Biochemical studies on cytidine deaminase and adenosine deaminase

Rhodium(II) acetate has been found to inhibit cytidine deaminase and deoxycytidine kinase in Swiss albino and BDF[lowered 1] mouse, respectively, in vitro. The phosphorylation of ara-C in L1210/S cells in vivo was slightly increased by this compound. A portion of the synergistic effect of ara-C and rhodium(II) acetate in the treatment of L1210/S cells bearing mice may partly be due to this slight increase in phosphorylation of ara-C observed.

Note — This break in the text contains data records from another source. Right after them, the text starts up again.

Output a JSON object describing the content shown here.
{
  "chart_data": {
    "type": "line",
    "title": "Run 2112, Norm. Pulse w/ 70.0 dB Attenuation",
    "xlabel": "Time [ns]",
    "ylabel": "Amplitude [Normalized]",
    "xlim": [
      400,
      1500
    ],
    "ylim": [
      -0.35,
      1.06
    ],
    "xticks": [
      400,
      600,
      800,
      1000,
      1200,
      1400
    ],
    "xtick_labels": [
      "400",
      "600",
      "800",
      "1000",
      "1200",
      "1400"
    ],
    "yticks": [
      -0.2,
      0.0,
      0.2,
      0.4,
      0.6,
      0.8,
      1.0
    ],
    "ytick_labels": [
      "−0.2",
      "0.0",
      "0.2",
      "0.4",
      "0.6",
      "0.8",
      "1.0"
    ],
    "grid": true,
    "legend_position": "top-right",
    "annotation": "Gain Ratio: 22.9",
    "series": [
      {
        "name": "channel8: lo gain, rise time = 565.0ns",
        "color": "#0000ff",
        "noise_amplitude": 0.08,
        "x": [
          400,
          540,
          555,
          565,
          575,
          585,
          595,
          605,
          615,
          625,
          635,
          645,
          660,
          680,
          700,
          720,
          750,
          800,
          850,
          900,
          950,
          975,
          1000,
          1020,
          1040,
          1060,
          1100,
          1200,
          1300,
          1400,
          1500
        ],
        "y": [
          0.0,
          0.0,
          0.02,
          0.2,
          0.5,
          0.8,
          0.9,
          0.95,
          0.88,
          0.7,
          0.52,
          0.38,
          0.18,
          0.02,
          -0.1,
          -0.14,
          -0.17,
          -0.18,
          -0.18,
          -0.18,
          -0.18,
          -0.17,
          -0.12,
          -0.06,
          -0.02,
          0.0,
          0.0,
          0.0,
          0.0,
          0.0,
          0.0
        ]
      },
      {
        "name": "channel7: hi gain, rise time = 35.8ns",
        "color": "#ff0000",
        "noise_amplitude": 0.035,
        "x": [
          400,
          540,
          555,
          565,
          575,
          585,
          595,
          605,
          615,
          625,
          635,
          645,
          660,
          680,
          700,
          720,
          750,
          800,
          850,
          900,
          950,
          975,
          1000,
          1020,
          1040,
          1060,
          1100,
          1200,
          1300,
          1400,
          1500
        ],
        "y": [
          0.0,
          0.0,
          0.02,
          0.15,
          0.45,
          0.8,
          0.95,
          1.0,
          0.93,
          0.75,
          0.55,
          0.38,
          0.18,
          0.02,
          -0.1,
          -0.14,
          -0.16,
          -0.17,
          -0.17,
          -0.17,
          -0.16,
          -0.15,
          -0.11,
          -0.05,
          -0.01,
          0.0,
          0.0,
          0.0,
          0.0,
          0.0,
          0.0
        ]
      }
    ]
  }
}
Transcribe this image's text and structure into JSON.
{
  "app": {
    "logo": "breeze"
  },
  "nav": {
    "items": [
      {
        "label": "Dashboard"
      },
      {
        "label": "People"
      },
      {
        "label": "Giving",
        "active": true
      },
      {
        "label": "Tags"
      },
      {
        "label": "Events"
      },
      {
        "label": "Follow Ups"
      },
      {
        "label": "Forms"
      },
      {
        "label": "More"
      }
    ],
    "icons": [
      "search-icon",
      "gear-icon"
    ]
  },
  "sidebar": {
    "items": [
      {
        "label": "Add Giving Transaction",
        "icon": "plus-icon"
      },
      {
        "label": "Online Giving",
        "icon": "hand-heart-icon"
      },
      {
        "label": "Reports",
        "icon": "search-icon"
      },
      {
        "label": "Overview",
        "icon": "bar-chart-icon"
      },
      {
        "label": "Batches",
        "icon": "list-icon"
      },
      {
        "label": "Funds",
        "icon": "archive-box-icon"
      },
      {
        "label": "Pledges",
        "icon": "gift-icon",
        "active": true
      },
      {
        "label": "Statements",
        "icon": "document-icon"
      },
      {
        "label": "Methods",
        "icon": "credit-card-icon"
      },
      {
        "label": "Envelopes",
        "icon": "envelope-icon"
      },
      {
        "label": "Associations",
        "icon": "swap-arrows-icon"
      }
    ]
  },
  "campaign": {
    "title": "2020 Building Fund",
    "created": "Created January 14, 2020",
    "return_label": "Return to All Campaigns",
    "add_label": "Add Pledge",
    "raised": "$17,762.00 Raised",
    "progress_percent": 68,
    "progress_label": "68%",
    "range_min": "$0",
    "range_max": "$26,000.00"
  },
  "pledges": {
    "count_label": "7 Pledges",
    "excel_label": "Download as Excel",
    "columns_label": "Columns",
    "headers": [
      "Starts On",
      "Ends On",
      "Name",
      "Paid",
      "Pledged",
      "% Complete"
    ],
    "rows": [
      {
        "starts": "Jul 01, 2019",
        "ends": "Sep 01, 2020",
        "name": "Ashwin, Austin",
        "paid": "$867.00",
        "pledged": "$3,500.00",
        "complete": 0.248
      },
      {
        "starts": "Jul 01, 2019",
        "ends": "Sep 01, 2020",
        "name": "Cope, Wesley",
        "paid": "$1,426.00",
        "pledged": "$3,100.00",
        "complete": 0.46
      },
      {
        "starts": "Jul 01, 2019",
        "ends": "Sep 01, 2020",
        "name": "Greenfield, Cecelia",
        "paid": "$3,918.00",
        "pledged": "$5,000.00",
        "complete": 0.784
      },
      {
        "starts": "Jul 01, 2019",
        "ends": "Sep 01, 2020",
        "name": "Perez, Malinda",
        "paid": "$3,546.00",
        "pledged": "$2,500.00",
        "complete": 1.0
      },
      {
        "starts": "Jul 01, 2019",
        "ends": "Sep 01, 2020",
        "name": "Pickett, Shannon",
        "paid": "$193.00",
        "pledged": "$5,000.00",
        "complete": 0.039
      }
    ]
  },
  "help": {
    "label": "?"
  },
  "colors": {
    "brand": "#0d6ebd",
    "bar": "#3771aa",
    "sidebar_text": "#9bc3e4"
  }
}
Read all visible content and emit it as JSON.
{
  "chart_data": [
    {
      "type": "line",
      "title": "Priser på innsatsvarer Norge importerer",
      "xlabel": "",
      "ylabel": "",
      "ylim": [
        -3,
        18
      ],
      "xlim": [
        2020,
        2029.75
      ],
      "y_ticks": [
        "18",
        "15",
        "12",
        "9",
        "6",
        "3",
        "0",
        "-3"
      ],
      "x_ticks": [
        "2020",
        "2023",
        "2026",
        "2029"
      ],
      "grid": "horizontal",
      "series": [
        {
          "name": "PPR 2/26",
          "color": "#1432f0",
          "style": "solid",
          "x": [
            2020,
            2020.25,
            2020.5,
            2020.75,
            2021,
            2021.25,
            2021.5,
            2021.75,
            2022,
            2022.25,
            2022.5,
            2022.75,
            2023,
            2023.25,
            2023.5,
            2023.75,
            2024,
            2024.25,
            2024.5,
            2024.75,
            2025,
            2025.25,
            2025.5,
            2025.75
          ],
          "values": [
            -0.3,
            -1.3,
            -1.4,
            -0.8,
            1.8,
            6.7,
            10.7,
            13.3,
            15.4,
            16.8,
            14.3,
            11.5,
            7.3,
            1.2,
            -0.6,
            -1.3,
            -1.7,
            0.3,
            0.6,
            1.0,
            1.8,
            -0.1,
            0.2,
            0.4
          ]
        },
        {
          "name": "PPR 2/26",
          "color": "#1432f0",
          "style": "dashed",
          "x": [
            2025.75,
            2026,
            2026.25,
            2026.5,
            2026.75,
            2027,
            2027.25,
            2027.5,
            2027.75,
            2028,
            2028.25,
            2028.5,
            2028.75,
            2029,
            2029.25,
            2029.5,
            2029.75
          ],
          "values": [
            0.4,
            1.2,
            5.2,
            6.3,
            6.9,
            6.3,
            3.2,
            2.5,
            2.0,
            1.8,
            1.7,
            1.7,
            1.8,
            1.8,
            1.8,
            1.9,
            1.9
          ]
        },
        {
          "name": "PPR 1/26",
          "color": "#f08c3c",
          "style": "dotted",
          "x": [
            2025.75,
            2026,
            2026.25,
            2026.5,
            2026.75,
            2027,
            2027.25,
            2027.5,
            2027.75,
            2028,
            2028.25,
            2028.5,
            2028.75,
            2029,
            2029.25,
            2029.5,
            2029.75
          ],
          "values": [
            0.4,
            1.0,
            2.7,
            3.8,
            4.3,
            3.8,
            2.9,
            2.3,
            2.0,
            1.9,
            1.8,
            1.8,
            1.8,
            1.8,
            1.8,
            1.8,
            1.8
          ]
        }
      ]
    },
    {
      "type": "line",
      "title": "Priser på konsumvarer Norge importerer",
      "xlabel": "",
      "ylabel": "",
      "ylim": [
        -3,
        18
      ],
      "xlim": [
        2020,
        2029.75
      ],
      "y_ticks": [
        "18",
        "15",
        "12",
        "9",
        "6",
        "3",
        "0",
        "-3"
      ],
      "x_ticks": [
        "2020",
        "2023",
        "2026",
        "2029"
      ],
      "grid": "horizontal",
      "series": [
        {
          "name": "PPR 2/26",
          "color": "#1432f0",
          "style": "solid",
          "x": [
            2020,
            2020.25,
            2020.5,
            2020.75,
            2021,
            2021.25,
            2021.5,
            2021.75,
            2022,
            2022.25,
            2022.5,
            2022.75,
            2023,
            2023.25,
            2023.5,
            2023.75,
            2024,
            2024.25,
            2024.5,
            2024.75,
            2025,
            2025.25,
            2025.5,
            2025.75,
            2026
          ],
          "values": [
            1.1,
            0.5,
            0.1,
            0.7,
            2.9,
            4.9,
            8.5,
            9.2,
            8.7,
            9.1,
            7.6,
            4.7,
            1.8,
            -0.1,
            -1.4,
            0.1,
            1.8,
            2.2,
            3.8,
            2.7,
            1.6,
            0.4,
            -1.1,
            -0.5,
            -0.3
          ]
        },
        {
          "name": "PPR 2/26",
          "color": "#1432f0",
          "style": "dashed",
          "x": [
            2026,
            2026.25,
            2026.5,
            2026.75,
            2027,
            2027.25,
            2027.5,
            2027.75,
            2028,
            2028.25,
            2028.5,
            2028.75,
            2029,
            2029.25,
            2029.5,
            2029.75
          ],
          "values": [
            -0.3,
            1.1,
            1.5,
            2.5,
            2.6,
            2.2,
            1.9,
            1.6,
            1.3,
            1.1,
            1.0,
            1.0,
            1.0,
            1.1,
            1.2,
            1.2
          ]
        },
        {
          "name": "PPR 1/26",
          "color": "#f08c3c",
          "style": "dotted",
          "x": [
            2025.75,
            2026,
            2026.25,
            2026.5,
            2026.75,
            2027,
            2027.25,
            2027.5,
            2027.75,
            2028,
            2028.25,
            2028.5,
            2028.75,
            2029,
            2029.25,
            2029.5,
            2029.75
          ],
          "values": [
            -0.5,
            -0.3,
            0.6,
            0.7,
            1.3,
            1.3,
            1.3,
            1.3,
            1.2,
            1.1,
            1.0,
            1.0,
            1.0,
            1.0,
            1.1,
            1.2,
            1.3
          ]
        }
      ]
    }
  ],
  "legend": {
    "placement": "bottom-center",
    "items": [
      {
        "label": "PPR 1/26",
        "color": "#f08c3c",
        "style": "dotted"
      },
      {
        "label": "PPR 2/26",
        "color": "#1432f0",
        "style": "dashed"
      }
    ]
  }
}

DHMPR (1,6-dihydro-6-hydroxymethylpurine riboside) has been found to decrease the deamination of ara-A in L1210/S cells in vitro. This compound has not shown any effects on phosphorylation and deamination of ara-A in L1210/S cells in vitro and in vivo, respectively. The loss of the inhibitory activity of DHMPR against adenosine deaminase in vivo suggests the breakdown of this compound in the in vivo environment. The compound 21 -deoxycoformycin has been found to be a potent inhibitor of adenosine deaminase partially purified from BDF[lowered 1] mouse brain. The mouse injected with this compound intraperitoneally showed about 68% inhibition of brain adenosine deaminase within 15 minutes after the injection and the inhibition lasted more than 24 hours. Combination therapy of ara-A and 2'-deoxycoformycin in BDF[lowered 1] mice bearing CNS L1210/S tumor showed a significant increase in the life span of these mice.